The Defendant asserts that the instant building cannot be deemed as having property value as a joint security for general creditors, since it is inevitable to remove the instant building in accordance with the instant lease agreement’s restoration. However, the instant sales contract is not a fraudulent act. However, given that the legal situation to be removed is one of the possibility of not yet being realized, so long as the possibility of its removal is imminent and inevitable, it cannot be deemed that the instant building is not worth property value as a joint security for general creditors. The fact that the instant lease agreement provides for a special agreement to restore the building to its original state is the same as seen earlier, however, it cannot be deemed that there is a real and inevitable situation to remove the instant building. The Defendant’s assertion on this part is difficult to accept.

(b) A defense that no intention to do harm exists;

The defendant has no choice but to conclude the sales contract of this case according to the exercise of the right to purchase a building under Article 643 of the Civil Code, which is a mandatory provision of AA, and it is merely the purchase of the building of this case in the original situation of removal. The defendant is a private village of AA, but he was living a separate life due to different dwelling places, and thus, he did not know that the sales contract of this case was a fraudulent act.

According to the evidence Nos. 1, 2, and 4, the fact that the Defendant paid KRW 00 million to AA on August 5, 2013 is recognized.

However, considering the following circumstances, it is difficult to deem that the above-mentioned facts alone did not have the intention of deception to the Defendant.

① The Defendant appears to have been close to know about the business operation and property status of AA, such as lending the site to the new construction of the instant building by AA as it was in the private villages of AA.

② From a sales contract (Evidence B1), the full amount of KRW 00 million was paid as down payment at the time of the contract, and the registration of ownership transfer was agreed to complete the registration of ownership transfer with payment and simultaneous performance. Nevertheless, on the other hand, the registration of ownership transfer in the name of the defendant as to the building of this case was completed on July 26, 2013, while the payment was made on August 5, 2013.

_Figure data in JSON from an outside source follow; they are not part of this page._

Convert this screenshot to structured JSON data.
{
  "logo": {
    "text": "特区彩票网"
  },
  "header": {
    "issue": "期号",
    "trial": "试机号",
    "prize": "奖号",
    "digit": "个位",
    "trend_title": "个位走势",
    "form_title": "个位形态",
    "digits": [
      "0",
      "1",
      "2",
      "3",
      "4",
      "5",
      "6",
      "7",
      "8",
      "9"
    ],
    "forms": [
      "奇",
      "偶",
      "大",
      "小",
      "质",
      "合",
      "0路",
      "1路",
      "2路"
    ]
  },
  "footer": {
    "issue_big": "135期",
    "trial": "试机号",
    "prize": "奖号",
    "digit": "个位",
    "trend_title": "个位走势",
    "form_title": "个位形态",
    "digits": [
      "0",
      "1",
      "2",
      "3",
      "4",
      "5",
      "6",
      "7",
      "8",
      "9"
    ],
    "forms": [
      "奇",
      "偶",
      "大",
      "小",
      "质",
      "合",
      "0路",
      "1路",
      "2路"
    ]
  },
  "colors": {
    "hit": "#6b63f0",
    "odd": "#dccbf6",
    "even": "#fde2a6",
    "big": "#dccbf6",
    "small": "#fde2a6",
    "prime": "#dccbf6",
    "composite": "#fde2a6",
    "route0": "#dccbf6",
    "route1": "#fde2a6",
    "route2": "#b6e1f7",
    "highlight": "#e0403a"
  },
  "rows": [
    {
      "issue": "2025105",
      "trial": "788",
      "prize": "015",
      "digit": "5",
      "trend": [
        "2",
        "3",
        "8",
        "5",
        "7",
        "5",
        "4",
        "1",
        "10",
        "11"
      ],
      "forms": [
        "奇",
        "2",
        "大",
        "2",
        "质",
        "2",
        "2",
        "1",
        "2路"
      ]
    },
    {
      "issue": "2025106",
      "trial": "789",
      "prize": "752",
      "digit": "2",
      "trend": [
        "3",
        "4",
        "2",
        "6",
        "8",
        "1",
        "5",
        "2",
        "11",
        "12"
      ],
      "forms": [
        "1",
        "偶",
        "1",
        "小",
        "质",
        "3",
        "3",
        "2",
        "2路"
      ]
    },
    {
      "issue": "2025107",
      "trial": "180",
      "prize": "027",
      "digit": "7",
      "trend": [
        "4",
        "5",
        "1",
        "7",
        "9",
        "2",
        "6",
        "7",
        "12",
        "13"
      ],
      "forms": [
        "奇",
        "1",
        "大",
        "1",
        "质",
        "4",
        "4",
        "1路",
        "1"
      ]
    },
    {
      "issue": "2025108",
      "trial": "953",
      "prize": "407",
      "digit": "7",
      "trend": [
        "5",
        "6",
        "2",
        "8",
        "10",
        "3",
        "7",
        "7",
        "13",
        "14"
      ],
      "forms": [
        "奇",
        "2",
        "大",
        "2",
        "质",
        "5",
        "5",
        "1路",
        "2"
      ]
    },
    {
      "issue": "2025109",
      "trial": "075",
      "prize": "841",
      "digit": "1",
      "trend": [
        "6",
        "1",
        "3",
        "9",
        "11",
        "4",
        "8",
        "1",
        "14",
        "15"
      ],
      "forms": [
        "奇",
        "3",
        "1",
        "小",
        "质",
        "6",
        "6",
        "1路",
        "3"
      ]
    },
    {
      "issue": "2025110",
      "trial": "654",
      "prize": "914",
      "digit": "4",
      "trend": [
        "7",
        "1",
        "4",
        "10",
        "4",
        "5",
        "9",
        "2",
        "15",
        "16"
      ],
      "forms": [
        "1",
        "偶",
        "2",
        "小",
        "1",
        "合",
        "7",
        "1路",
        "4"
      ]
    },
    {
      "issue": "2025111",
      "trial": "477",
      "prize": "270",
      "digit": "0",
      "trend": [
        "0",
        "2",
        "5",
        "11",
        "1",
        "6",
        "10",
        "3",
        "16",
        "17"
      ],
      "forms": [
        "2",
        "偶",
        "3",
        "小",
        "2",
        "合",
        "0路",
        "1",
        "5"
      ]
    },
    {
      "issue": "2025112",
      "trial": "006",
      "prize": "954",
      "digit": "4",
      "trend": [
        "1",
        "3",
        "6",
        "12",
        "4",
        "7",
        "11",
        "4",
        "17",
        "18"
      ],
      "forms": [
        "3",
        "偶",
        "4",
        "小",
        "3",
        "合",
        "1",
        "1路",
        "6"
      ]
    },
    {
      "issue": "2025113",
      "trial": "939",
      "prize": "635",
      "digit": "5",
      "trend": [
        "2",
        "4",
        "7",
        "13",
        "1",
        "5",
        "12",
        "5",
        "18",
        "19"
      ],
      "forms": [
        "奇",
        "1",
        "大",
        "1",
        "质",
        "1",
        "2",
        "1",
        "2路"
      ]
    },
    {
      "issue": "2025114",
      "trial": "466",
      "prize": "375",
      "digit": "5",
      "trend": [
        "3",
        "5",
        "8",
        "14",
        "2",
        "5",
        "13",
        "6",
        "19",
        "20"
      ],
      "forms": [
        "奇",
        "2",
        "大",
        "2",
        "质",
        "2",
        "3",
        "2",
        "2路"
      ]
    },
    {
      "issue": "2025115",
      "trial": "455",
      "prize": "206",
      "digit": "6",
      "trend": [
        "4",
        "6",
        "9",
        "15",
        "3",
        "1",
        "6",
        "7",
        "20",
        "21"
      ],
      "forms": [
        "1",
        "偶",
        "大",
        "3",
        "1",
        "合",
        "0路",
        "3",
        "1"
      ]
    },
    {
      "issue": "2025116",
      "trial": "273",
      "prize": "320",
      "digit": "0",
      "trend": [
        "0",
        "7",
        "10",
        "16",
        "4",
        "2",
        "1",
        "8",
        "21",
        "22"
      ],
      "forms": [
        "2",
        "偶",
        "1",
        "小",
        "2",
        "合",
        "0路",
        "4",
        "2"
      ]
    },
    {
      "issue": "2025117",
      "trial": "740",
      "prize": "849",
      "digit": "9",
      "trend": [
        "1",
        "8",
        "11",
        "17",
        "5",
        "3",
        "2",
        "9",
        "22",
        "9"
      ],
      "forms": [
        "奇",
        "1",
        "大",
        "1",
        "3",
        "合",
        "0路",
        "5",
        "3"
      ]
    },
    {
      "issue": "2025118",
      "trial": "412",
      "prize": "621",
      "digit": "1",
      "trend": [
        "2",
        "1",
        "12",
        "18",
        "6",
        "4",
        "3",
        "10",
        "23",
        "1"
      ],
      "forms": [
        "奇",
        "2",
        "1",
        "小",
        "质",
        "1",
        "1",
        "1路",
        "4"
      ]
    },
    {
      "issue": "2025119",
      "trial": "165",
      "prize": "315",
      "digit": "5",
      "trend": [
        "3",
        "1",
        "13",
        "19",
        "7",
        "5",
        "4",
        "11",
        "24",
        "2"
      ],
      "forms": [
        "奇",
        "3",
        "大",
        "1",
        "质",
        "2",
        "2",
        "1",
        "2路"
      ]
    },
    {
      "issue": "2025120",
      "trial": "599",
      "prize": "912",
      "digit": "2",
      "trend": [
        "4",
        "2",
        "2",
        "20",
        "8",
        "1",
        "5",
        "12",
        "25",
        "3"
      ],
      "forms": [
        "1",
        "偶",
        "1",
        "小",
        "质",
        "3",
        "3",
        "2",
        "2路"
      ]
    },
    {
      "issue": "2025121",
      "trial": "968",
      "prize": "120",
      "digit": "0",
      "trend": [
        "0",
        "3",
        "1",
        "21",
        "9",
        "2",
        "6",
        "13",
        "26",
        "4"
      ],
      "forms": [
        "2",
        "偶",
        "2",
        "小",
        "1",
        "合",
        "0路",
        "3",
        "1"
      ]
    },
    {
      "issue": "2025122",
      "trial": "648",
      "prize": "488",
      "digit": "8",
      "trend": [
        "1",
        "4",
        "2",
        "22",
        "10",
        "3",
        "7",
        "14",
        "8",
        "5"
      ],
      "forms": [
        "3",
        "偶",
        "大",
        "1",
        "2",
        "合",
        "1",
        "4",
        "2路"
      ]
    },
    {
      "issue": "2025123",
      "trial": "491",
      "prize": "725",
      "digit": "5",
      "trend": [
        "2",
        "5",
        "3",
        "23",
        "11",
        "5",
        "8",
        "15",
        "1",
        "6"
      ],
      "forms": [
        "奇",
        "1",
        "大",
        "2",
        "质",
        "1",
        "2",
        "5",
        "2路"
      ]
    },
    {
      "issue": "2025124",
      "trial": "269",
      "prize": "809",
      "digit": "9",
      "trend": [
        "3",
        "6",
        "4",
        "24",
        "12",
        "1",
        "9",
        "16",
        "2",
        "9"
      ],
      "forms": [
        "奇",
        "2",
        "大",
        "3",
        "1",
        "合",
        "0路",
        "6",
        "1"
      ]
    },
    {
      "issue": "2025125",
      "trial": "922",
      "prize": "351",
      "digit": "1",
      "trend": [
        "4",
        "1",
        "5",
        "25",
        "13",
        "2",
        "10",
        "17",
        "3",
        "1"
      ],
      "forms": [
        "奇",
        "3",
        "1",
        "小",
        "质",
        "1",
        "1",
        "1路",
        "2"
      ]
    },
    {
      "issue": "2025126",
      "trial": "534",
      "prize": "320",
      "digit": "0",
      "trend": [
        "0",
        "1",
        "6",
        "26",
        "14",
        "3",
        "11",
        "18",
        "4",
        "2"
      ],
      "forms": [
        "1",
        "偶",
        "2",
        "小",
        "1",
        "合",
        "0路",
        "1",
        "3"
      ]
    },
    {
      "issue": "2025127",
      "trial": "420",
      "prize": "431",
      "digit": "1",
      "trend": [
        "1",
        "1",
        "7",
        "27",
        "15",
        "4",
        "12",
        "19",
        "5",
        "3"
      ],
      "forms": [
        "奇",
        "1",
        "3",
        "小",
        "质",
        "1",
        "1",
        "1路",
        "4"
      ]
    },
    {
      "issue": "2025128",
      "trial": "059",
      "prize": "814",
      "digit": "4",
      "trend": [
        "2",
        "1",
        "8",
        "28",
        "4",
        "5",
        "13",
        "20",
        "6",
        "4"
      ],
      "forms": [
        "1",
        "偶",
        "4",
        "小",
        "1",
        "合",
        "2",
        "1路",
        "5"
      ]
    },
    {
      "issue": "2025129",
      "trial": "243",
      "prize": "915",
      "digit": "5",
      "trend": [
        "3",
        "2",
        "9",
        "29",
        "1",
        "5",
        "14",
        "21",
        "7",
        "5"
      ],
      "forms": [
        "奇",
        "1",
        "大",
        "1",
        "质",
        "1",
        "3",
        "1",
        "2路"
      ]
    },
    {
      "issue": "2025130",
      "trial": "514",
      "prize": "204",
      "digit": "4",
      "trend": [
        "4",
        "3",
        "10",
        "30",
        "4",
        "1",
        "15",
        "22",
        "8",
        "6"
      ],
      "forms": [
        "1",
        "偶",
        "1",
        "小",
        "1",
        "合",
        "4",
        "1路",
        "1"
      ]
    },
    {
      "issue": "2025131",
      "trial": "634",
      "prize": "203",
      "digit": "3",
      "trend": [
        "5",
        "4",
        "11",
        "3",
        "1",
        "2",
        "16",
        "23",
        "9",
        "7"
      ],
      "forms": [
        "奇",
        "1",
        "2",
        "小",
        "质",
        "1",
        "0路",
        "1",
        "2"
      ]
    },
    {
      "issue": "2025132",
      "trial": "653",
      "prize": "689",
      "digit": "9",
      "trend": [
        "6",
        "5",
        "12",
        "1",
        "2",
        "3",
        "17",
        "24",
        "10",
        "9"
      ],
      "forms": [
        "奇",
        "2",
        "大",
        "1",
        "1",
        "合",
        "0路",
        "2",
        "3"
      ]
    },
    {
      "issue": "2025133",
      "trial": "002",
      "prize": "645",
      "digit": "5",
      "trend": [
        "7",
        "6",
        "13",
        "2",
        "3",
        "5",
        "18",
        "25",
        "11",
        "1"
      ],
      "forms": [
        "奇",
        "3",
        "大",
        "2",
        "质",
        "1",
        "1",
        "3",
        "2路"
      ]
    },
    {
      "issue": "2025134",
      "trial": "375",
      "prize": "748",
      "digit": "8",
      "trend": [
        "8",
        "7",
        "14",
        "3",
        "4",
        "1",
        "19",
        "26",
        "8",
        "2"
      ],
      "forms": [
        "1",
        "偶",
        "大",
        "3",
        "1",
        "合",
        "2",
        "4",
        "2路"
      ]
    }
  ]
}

③ It is difficult to readily conclude that the Defendant was inevitable to accept the exercise of the right to purchase a building by AA. As seen earlier, the instant lease agreement has a special agreement for restoration to its original state, and such special agreement is valid unless it is unfavorable to the lessee. However, the Defendant voluntarily asserted that the instant building site was provided in consideration of the circumstances of AA (the Defendant’s reply), and even according to the instant lease agreement, the lease deposit amount is KRW 0 million and KRW 00 million per month is merely a rent. In light of such circumstances, the special agreement for restoration to the original state cannot be deemed to be a substantial disadvantage to the lessee (see, e.g., Supreme Court Decision 96Da45443, Apr. 8, 1997). The special agreement for restoration to the original state is valid, and cannot be readily concluded that AA has a right to purchase a

Ultimately, the defendant's defense cannot be accepted.

4. Conclusion

Therefore, the sales contract of this case should be revoked as a fraudulent act, and the defendant is obligated to implement the procedure for cancellation registration of transfer of ownership of this case to AA with respect to the building of this case.

If so, all of the plaintiff's claims should be accepted because they are reasonable. Since the judgment of the court of first instance with the same conclusion is justifiable, the defendant's appeal is dismissed as it is without merit.